Quaker Traditions of Pacifism, Activism, and Advocacy

Quaker Traditions of Pacifism, Activism, and Advocacy

With “peace” as one of its guiding testimonies, Quakerism is often associated with pacifism. However, although the words may sound alike, “pacifism” is often anything but “passive.” From the refusal of many in the Society of Friends to take part in the horrific violence of the slave trade in the 1600s, to those who put their lives on the line by refusing to participate in wars or by speaking out for the humane treatment of all in our society, Quakers have a long legacy of confronting injustices and actively advocating for equality and the betterment of humanity. 

Quaker History, Notable Quakers, and a Legacy of Activism
The Religious Society of Friends came about in England during the mid-1600s, with George Fox emerging as one of the major early leaders in the movement. During a time of religious, political, and economic upheaval, Quakerism offered a response to, and a protest of, a system that many felt was inherently unequal. Many Quaker beliefs--that men and women were spiritual equals; that each individual could have a direct relationship with God instead of going through a “higher” church authority; that titles and honorifics such as “Your Lordship” should not be used--were considered radical at the time, and thousands were imprisoned, tortured, or executed for speaking out. 

Quakers were among the first abolitionists in colonial North America, beginning their protests to end slavery in the late 1600s. However, some Quakers were themselves slave owners at the time. Yearly Meetings took up the issue, and, by 1776, all the Yearly Meetings in America had concluded that slavery was incompatible with Friends teachings. Many Quakers subsequently participated in campaigns to end slavery in society, and in helping to feed, shelter, and guide those who were on their flight to freedom. 

From the Society of Friends’ founding in the 1600s, Quakers also held a progressive view toward women’s equality (at least by the standards of their time), and many joined the crusade for women’s rights in the 19th century. One notable Quaker suffragette was Lucretia Mott, who strove both for the abolition of slavery and for the rights of women to participate in the abolitionist movement. She continued her quest for the equal treatment of women after the 1865 abolition of slavery, fighting alongside African Americans for the right to vote. Susan B. Anthony and Alice Paul were two more Quaker women who are renowned for their dedication to women’s rights and suffrage. 

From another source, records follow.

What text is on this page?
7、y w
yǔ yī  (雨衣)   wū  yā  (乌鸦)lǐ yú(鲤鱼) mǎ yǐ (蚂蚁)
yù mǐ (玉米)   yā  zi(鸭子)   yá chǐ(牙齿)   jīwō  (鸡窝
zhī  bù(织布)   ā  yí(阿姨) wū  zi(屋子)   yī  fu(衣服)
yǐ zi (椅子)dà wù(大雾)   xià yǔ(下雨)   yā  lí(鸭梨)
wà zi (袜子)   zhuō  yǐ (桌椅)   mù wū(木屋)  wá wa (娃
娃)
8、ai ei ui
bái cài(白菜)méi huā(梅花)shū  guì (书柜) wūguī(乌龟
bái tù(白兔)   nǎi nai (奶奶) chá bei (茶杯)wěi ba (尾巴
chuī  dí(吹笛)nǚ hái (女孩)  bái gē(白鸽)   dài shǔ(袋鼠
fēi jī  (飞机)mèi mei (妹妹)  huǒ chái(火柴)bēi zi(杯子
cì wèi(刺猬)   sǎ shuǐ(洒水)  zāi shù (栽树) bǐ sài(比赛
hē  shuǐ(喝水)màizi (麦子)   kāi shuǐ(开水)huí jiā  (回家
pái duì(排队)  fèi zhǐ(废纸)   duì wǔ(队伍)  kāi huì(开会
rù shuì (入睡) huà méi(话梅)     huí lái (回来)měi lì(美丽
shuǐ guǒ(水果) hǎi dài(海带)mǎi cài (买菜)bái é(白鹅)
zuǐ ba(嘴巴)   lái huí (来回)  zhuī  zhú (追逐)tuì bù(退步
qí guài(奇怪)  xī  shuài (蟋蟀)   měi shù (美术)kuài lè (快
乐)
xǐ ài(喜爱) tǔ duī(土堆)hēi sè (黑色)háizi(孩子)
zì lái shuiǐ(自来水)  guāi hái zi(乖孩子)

Other endeavors of the Religious Society of Friends to promote general human respect included advocating for humane treatment of prisoners and the mentally ill, and campaigning against war and violence as a means of settling international disputes. 

Friends schools like Sandy Spring Friends School endeavor to carry on this Quaker legacy of peaceful protest and social activism promoting respectful treatment of all.